Wat kan je zelf doen voor een vriend of familielid?

“Je hoeft geen psycholoog of psychiater te zijn om iemand te helpen. Laat hem of haar rustig zijn verhaal vertellen. Psychische problemen zijn meestal niet zo mysterieus. Probeer op een warme en betrokken manier een relatie op te bouwen of te onderhouden. Vraag door en wees niet bang om kritische vragen te stellen. Je mag best een beetje ruzie maken, als je het daarna maar weer goedmaakt.”

Wat zijn de volgende stappen op weg naar een nieuwe ggz?

“Veel mensen verdienen nu geld aan het huidige ggz-model.
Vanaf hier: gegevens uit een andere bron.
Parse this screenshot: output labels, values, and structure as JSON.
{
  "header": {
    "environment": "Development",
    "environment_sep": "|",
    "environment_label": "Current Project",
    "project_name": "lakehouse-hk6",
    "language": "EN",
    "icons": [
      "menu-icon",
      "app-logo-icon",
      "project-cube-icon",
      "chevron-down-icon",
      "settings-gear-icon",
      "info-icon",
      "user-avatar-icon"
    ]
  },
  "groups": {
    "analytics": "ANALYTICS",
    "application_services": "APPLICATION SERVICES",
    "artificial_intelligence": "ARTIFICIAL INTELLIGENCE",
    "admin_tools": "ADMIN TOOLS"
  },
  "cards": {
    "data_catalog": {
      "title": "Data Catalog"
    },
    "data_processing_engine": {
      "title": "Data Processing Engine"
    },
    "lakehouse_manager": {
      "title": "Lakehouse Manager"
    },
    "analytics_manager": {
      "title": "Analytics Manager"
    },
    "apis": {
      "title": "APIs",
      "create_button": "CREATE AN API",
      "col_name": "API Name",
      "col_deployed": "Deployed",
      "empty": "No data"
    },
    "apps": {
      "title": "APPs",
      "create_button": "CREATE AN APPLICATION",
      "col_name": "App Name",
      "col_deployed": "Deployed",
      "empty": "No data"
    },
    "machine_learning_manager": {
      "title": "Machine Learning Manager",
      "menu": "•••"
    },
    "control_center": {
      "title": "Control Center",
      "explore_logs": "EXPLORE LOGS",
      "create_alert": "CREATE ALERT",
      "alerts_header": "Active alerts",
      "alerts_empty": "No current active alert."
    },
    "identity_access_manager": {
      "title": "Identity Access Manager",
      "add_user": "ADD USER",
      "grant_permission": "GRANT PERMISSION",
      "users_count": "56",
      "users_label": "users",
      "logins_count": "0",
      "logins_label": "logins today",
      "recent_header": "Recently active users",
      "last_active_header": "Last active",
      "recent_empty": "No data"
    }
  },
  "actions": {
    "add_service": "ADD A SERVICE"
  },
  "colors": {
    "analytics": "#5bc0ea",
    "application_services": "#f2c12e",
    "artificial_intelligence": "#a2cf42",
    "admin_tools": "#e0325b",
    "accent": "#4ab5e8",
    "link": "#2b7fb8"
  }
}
Psychologen, psychiaters, managers en beleidsmedewerkers hebben geen baat bij het nieuwe model. Daarom moet de politiek erover beslissen. Bovendien kan de manier waarop de zorg in Nederland is ingericht niet van de ene op de andere dag veranderen.”
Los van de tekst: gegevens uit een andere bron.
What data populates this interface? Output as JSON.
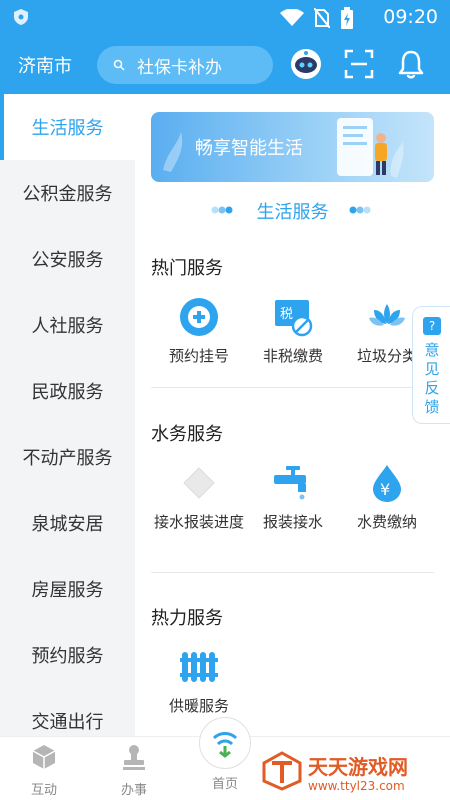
{
  "status_bar": {
    "time": "09:20"
  },
  "header": {
    "city": "济南市",
    "search": {
      "text": "社保卡补办"
    }
  },
  "sidebar": {
    "items": [
      {
        "label": "生活服务",
        "active": true
      },
      {
        "label": "公积金服务",
        "active": false
      },
      {
        "label": "公安服务",
        "active": false
      },
      {
        "label": "人社服务",
        "active": false
      },
      {
        "label": "民政服务",
        "active": false
      },
      {
        "label": "不动产服务",
        "active": false
      },
      {
        "label": "泉城安居",
        "active": false
      },
      {
        "label": "房屋服务",
        "active": false
      },
      {
        "label": "预约服务",
        "active": false
      },
      {
        "label": "交通出行",
        "active": false
      }
    ]
  },
  "main": {
    "banner_text": "畅享智能生活",
    "section_title": "生活服务",
    "groups": [
      {
        "title": "热门服务",
        "items": [
          {
            "label": "预约挂号",
            "icon": "plus-circle-icon"
          },
          {
            "label": "非税缴费",
            "icon": "tax-icon"
          },
          {
            "label": "垃圾分类",
            "icon": "lotus-icon"
          }
        ]
      },
      {
        "title": "水务服务",
        "items": [
          {
            "label": "接水报装进度",
            "icon": "diamond-icon"
          },
          {
            "label": "报装接水",
            "icon": "faucet-icon"
          },
          {
            "label": "水费缴纳",
            "icon": "water-drop-yuan-icon"
          }
        ]
      },
      {
        "title": "热力服务",
        "items": [
          {
            "label": "供暖服务",
            "icon": "radiator-icon"
          }
        ]
      }
    ]
  },
  "feedback": {
    "label": "意见反馈",
    "icon": "question-icon"
  },
  "bottom_nav": {
    "items": [
      {
        "label": "互动",
        "icon": "cube-icon"
      },
      {
        "label": "办事",
        "icon": "stamp-icon"
      },
      {
        "label": "首页",
        "icon": "home-logo-icon"
      }
    ]
  },
  "watermark": {
    "title": "天天游戏网",
    "url": "www.ttyl23.com"
  },
  "colors": {
    "primary": "#2ea3ee",
    "sidebar_bg": "#f3f4f6",
    "watermark": "#e25a24"
  }
}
“In de tussentijd willen we proefprojecten uitrollen bij ggz-instellingen, rond e-communities en andere experimenten die patiënten hulp bieden bij het leren leven met een stoornis. Startende psychologen en psychiaters zeggen steeds vaker dat ze vooral rond relaties en weerbaarheid willen werken. Ik moedig ze aan om voorbij de technische ingrediënten van het behandelen te praten over hoe de patiënt kan werken aan weerbaarheid. Zo kunnen mensen, ook als ze af en toe stemmen horen, een betekenisvol leven hebben.”